Bouygues Telecom accuse Free de pratique commerciale trompeuse

Bouygues traîne son rival en justice au motif qu'il bride l'accès au réseau de ses abonnés lorsqu'ils passent par celui loué à Orange.

Nouveau bras de fer dans ce Far West qu'est le monde des télécoms où les acteurs se rendent coup pour coup, quotidiennement. On apprend aujourd'hui que Bouygues Telecom accuse Free Mobile de "pratique commerciale trompeuse"  et a déposé une plainte contre la filiale d'Iliad auprès du tribunal de commerce de Paris, selon les Echos. Cette plainte, qui sera examinée le 18 décembre prochain, met à nouveau en cause l'accord d'itinérance passé entre Free mobile et Orange. Un accord qui permet à Free de couvrir une part substantielle du territoire alors même que les infrastructures de son réseau ne sont pas encore entièrement déployées. Un accord qui, bien évidemment, reste plutôt coûteux, Free reversant à ce titre une somme comprise entre 500 et 700 millions d'euros à Orange, chaque année.

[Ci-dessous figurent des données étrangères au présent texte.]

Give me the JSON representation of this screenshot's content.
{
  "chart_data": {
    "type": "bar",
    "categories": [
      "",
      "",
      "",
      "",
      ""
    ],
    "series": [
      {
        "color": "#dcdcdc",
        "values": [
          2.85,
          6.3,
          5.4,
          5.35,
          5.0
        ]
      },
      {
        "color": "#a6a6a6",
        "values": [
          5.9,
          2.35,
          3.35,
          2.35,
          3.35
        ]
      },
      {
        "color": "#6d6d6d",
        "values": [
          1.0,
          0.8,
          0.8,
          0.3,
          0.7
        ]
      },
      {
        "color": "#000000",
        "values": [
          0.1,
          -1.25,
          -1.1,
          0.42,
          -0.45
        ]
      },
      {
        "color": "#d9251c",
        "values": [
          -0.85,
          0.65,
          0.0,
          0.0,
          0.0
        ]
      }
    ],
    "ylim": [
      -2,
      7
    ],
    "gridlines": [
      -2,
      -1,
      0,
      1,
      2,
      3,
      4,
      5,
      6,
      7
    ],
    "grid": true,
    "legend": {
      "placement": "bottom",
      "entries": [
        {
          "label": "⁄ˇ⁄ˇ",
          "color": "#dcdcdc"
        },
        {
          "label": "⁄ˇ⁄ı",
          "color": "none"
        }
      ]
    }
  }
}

Lorsque les abonnés Free mobile sont connectés à ce réseau, l'opérateur de Xavier Niel briderait leur connexion, même lorsqu'ils n'ont pas atteint la limite de 3GO de consommation que leur autorise leur contrat, pointe Bouygues Telecom dans un document que se sont fournis les Echos. Une violation pure et simple du contrat qui lie Free mobile à ses abonnés donc. D'autant que Bouygues estime que Free mobile pratique un "bridage ciblé" de ce réseau en itinérance. Ce seraient ainsi les abonnés qui consomment le plus de bande passante qui seraient visés en priorité. Et les Echos de citer des temps d'attente de téléchargement suffisamment longs pour décourager les abonnés.

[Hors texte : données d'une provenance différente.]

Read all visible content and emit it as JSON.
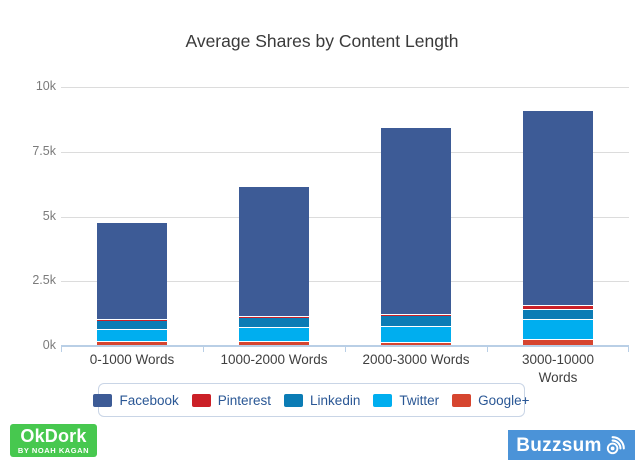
{
  "chart_data": {
    "type": "bar",
    "stacked": true,
    "title": "Average Shares by Content Length",
    "categories": [
      "0-1000 Words",
      "1000-2000 Words",
      "2000-3000 Words",
      "3000-10000\nWords"
    ],
    "series": [
      {
        "name": "Facebook",
        "color": "#3d5b96",
        "values": [
          3715,
          5000,
          7160,
          7510
        ]
      },
      {
        "name": "Pinterest",
        "color": "#cb2027",
        "values": [
          25,
          25,
          30,
          105
        ]
      },
      {
        "name": "Linkedin",
        "color": "#0b7cb5",
        "values": [
          310,
          345,
          390,
          345
        ]
      },
      {
        "name": "Twitter",
        "color": "#00aeef",
        "values": [
          450,
          530,
          580,
          760
        ]
      },
      {
        "name": "Google+",
        "color": "#d6452f",
        "values": [
          100,
          100,
          90,
          180
        ]
      }
    ],
    "stack_order_bottom_to_top": [
      "Google+",
      "Twitter",
      "Linkedin",
      "Pinterest",
      "Facebook"
    ],
    "approx_totals": [
      4600,
      6000,
      8250,
      8900
    ],
    "y_axis": {
      "max": 10000,
      "ticks": [
        {
          "label": "0k",
          "value": 0
        },
        {
          "label": "2.5k",
          "value": 2500
        },
        {
          "label": "5k",
          "value": 5000
        },
        {
          "label": "7.5k",
          "value": 7500
        },
        {
          "label": "10k",
          "value": 10000
        }
      ]
    },
    "grid": true,
    "legend_position": "bottom"
  },
  "logos": {
    "okdork": {
      "title": "OkDork",
      "subtitle": "BY NOAH KAGAN",
      "bg_color": "#47c84f"
    },
    "buzzsumo": {
      "text": "Buzzsum",
      "icon": "sonar-o-icon",
      "bg_color": "#4b93d8"
    }
  },
  "colors": {
    "axis_line": "#b9cfe6",
    "gridline": "#dcdcdc",
    "legend_border": "#c9d5e6",
    "legend_text": "#2a5795"
  }
}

Les accusations formulées par Bouygues Telecom font quoi qu'il en soit écho à un rapport de l'UFC-Que Choisir  qui pointait du doigt la lenteur du réseau de SFR et Free. Chez ce dernier, c'est déjà l'utilisation du double réseau qui était mise en cause, avec une qualité d'accès à YouTube jusqu'à 10 fois moindre en itinérance. Des constatations qui font dire à Bouygues que "si le bridage n'avait pas eu lieu, Free Mobile aurait dû répercuter les véritables coûts d'itinérance dans le prix de ses offres, ce qui l'aurait nécessairement conduit à proposer des prix plus élevés". L'opérateur exige l'arrêt de ce bridage et estime son préjudice à plus de 100 millions d'euros.